During the eight years Tony Parker has been a Lansing Firefighter/Paramedic, he's never seen weather quite like this.
"I don't know that I recall working on a shift when it was this cold, and there had been this much snow. It's been one or the other a time or two, but never both," said Parker.
News Ten's Brian Johnson rode along with Engine 49 Tuesday for about 4 hours.
The sub-zero temperatures are hard on both the crew and the equipment. During some point this week, each of the four Lansing Fire Department ambulances have been stuck.
While we rode along, a gauge froze, and an ambulance needed help because its siren and lights stopped working. Engine 49 turned on its lights and got the ambulance and patient to McLaren Hospital quickly.
"The weather will dictate our response to make sure that we are giving the citizens of Lansing the service that they deserve and expect from us," said Bill Christiansen Lansing Fire Department.
Since the bad weather hit, the department has sent each ambulance with an fire engine. The crew is glad to help, even if the bad weather makes the job harder.
"It's a little bit more taxing when it's this cold out, plus shoveling on every run that we go on--by the end of the shift you're pretty well beat," said Parker.

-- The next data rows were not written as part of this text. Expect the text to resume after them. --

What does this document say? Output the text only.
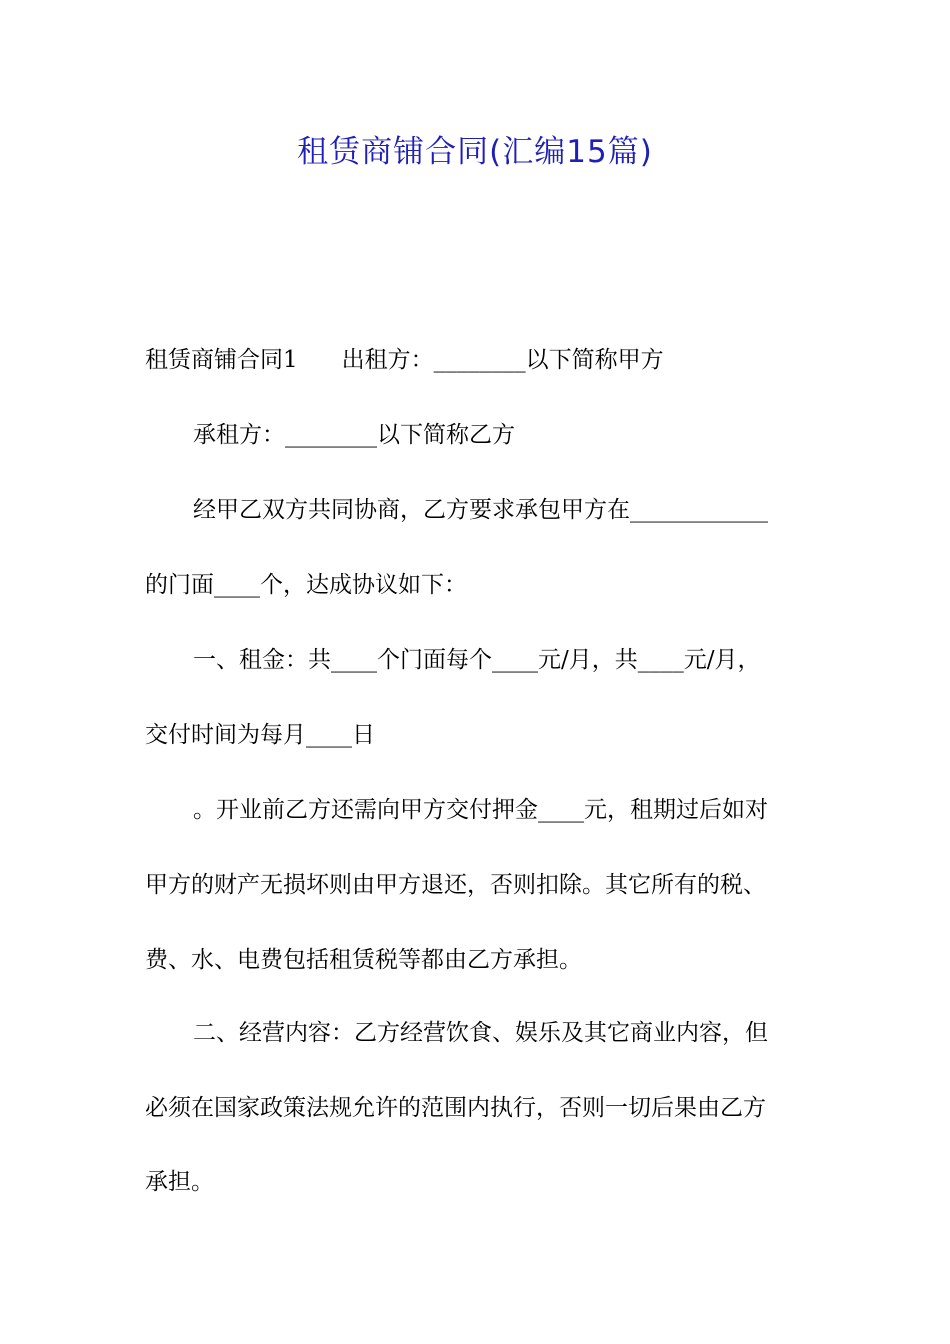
租赁商铺合同(汇编15篇)
租赁商铺合同1 出租方：________以下简称甲方
承租方：________以下简称乙方
经甲乙双方共同协商，乙方要求承包甲方在____________
的门面____个，达成协议如下：
一、租金：共____个门面每个____元/月，共____元/月，
交付时间为每月____日
。开业前乙方还需向甲方交付押金____元，租期过后如对
甲方的财产无损坏则由甲方退还，否则扣除。其它所有的税、
费、水、电费包括租赁税等都由乙方承担。
二、经营内容：乙方经营饮食、娱乐及其它商业内容，但
必须在国家政策法规允许的范围内执行，否则一切后果由乙方
承担。
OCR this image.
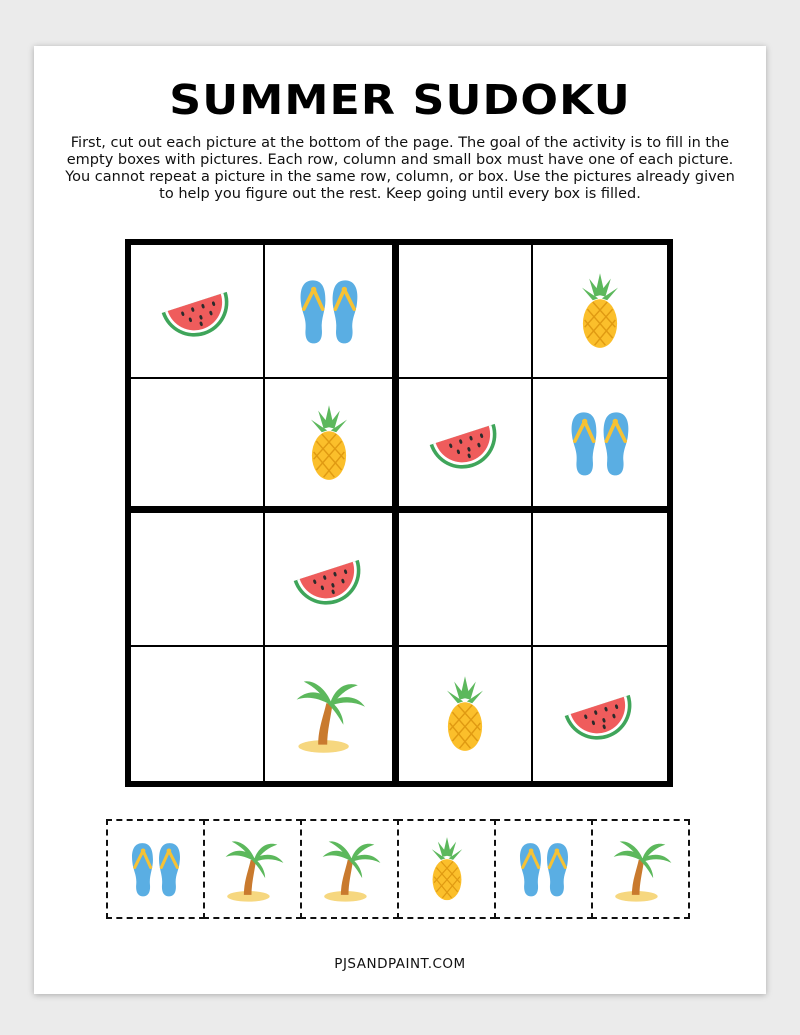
SUMMER SUDOKU
First, cut out each picture at the bottom of the page. The goal of the activity is to fill in the empty boxes with pictures. Each row, column and small box must have one of each picture. You cannot repeat a picture in the same row, column, or box. Use the pictures already given to help you figure out the rest. Keep going until every box is filled.
PJSANDPAINT.COM
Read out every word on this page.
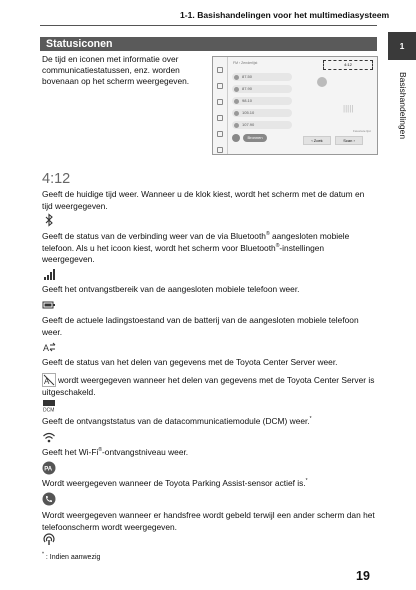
1-1. Basishandelingen voor het multimediasysteem
1
Basishandelingen
Statusiconen
De tijd en iconen met informatie over communicatiestatussen, enz. worden bovenaan op het scherm weergegeven.
FM › Zenderlijst	4:12
87.50
87.90
98.10
105.10
107.90
|||||
Favoriete lijst
Bronnen
‹ Zoek	Scan ›
4:12
Geeft de huidige tijd weer. Wanneer u de klok kiest, wordt het scherm met de datum en tijd weergegeven.
Geeft de status van de verbinding weer van de via Bluetooth® aangesloten mobiele telefoon. Als u het icoon kiest, wordt het scherm voor Bluetooth®-instellingen weergegeven.
Geeft het ontvangstbereik van de aangesloten mobiele telefoon weer.
Geeft de actuele ladingstoestand van de batterij van de aangesloten mobiele telefoon weer.
A
Geeft de status van het delen van gegevens met de Toyota Center Server weer.
A	wordt weergegeven wanneer het delen van gegevens met de Toyota Center Server is uitgeschakeld.
DCM
Geeft de ontvangststatus van de datacommunicatiemodule (DCM) weer.*
Geeft het Wi-Fi®-ontvangstniveau weer.
PA
Wordt weergegeven wanneer de Toyota Parking Assist-sensor actief is.*
Wordt weergegeven wanneer er handsfree wordt gebeld terwijl een ander scherm dan het telefoonscherm wordt weergegeven.
* : Indien aanwezig
19
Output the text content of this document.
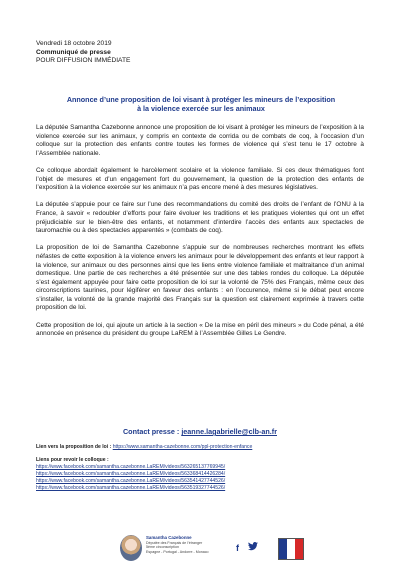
Vendredi 18 octobre 2019
Communiqué de presse
POUR DIFFUSION IMMÉDIATE
Annonce d’une proposition de loi visant à protéger les mineurs de l’exposition
à la violence exercée sur les animaux

La députée Samantha Cazebonne annonce une proposition de loi visant à protéger les mineurs de l’exposition à la violence exercée sur les animaux, y compris en contexte de corrida ou de combats de coq, à l’occasion d’un colloque sur la protection des enfants contre toutes les formes de violence qui s’est tenu le 17 octobre à l’Assemblée nationale.

Ce colloque abordait également le harcèlement scolaire et la violence familiale. Si ces deux thématiques font l’objet de mesures et d’un engagement fort du gouvernement, la question de la protection des enfants de l’exposition à la violence exercée sur les animaux n’a pas encore mené à des mesures législatives.

La députée s’appuie pour ce faire sur l’une des recommandations du comité des droits de l’enfant de l’ONU à la France, à savoir « redoubler d’efforts pour faire évoluer les traditions et les pratiques violentes qui ont un effet préjudiciable sur le bien-être des enfants, et notamment d’interdire l’accès des enfants aux spectacles de tauromachie ou à des spectacles apparentés » (combats de coq).

La proposition de loi de Samantha Cazebonne s’appuie sur de nombreuses recherches montrant les effets néfastes de cette exposition à la violence envers les animaux pour le développement des enfants et leur rapport à la violence, sur animaux ou des personnes ainsi que les liens entre violence familiale et maltraitance d’un animal domestique. Une partie de ces recherches a été présentée sur une des tables rondes du colloque. La députée s’est également appuyée pour faire cette proposition de loi sur la volonté de 75% des Français, même ceux des circonscriptions taurines, pour légiférer en faveur des enfants : en l’occurence, même si le débat peut encore s’installer, la volonté de la grande majorité des Français sur la question est clairement exprimée à travers cette proposition de loi.

Cette proposition de loi, qui ajoute un article à la section « De la mise en péril des mineurs » du Code pénal, a été annoncée en présence du président du groupe LaREM à l’Assemblée Gilles Le Gendre.

Contact presse : jeanne.lagabrielle@clb-an.fr
Lien vers la proposition de loi : https://www.samantha-cazebonne.com/ppl-protection-enfance
Liens pour revoir le colloque :
https://www.facebook.com/samantha.cazebonne.LaREM/videos/563265137769945/
https://www.facebook.com/samantha.cazebonne.LaREM/videos/563368414426284/
https://www.facebook.com/samantha.cazebonne.LaREM/videos/563541427744526/
https://www.facebook.com/samantha.cazebonne.LaREM/videos/563519327744526/
Samantha Cazebonne
Députée des Français de l’étranger
5ème circonscription
Espagne - Portugal - Andorre - Monaco	f
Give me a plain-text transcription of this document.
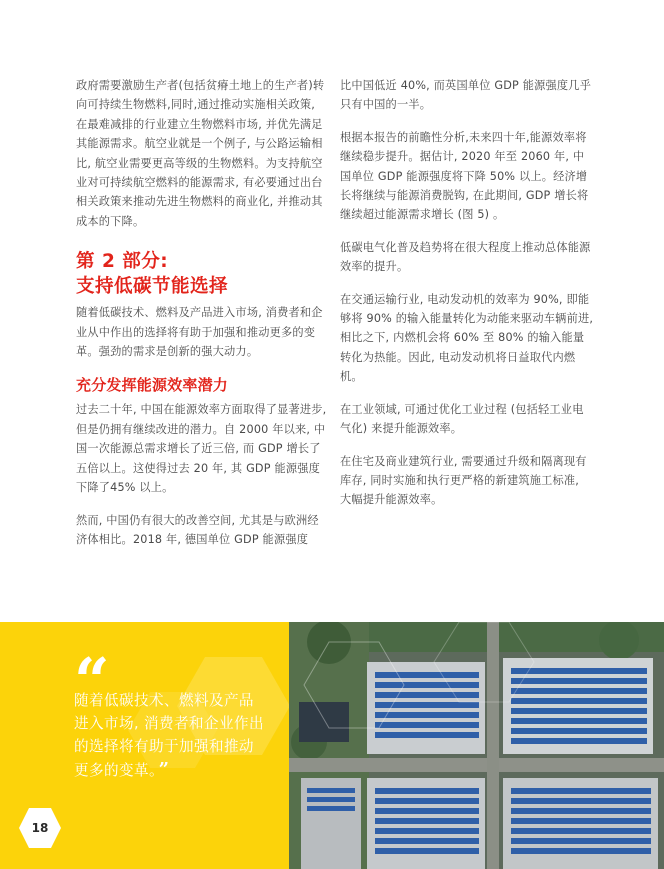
政府需要激励生产者(包括贫瘠土地上的生产者)转向可持续生物燃料,同时,通过推动实施相关政策, 在最难减排的行业建立生物燃料市场, 并优先满足其能源需求。航空业就是一个例子, 与公路运输相比, 航空业需要更高等级的生物燃料。为支持航空业对可持续航空燃料的能源需求, 有必要通过出台相关政策来推动先进生物燃料的商业化, 并推动其成本的下降。

第 2 部分:
支持低碳节能选择

随着低碳技术、燃料及产品进入市场, 消费者和企业从中作出的选择将有助于加强和推动更多的变革。强劲的需求是创新的强大动力。

充分发挥能源效率潜力

过去二十年, 中国在能源效率方面取得了显著进步, 但是仍拥有继续改进的潜力。自 2000 年以来, 中国一次能源总需求增长了近三倍, 而 GDP 增长了五倍以上。这使得过去 20 年, 其 GDP 能源强度下降了45% 以上。

然而, 中国仍有很大的改善空间, 尤其是与欧洲经济体相比。2018 年, 德国单位 GDP 能源强度

比中国低近 40%, 而英国单位 GDP 能源强度几乎只有中国的一半。

根据本报告的前瞻性分析,未来四十年,能源效率将继续稳步提升。据估计, 2020 年至 2060 年, 中国单位 GDP 能源强度将下降 50% 以上。经济增长将继续与能源消费脱钩, 在此期间, GDP 增长将继续超过能源需求增长 (图 5) 。

低碳电气化普及趋势将在很大程度上推动总体能源效率的提升。

在交通运输行业, 电动发动机的效率为 90%, 即能够将 90% 的输入能量转化为动能来驱动车辆前进, 相比之下, 内燃机会将 60% 至 80% 的输入能量转化为热能。因此, 电动发动机将日益取代内燃机。

在工业领域, 可通过优化工业过程 (包括轻工业电气化) 来提升能源效率。

在住宅及商业建筑行业, 需要通过升级和隔离现有库存, 同时实施和执行更严格的新建筑施工标准, 大幅提升能源效率。

“
随着低碳技术、燃料及产品进入市场, 消费者和企业作出的选择将有助于加强和推动更多的变革。 ”
18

Despite the below freezing temperatures the firefighters still have to be able to go at a moments notice. They leave their boots right by the trucks so they can jump in and go. Some of firefighters are wearing extra layers to keep them warm.
The weather has meant an uptick in service requests, while we rode along they got three calls. Since Sunday morning the entire Lansing Fire Department has made more than 170 calls.
Hospitals have also seen an increase in need because of the sub-zero temperatures.
Doctors at Sparrow and McLaren have seen a few cases of frostbite. Allegiance has treated some people with respiratory illnesses from the cold air. All of the hospitals said they have seen injuries from slips and falls on the ice.
The Lansing Fire Department is able to take both fire and medical calls, because each person is cross trained.
"We're all either EMTs or paramedics. All the firefighters take turns riding on the fire apparatus and on the ambulances," said Parker.
The department's fleet is aging. Some of the trucks leak water while they are making runs--which in the current weather turns to ice. By the end of the year the Lansing Fire Department expects to get three or four new fire engines.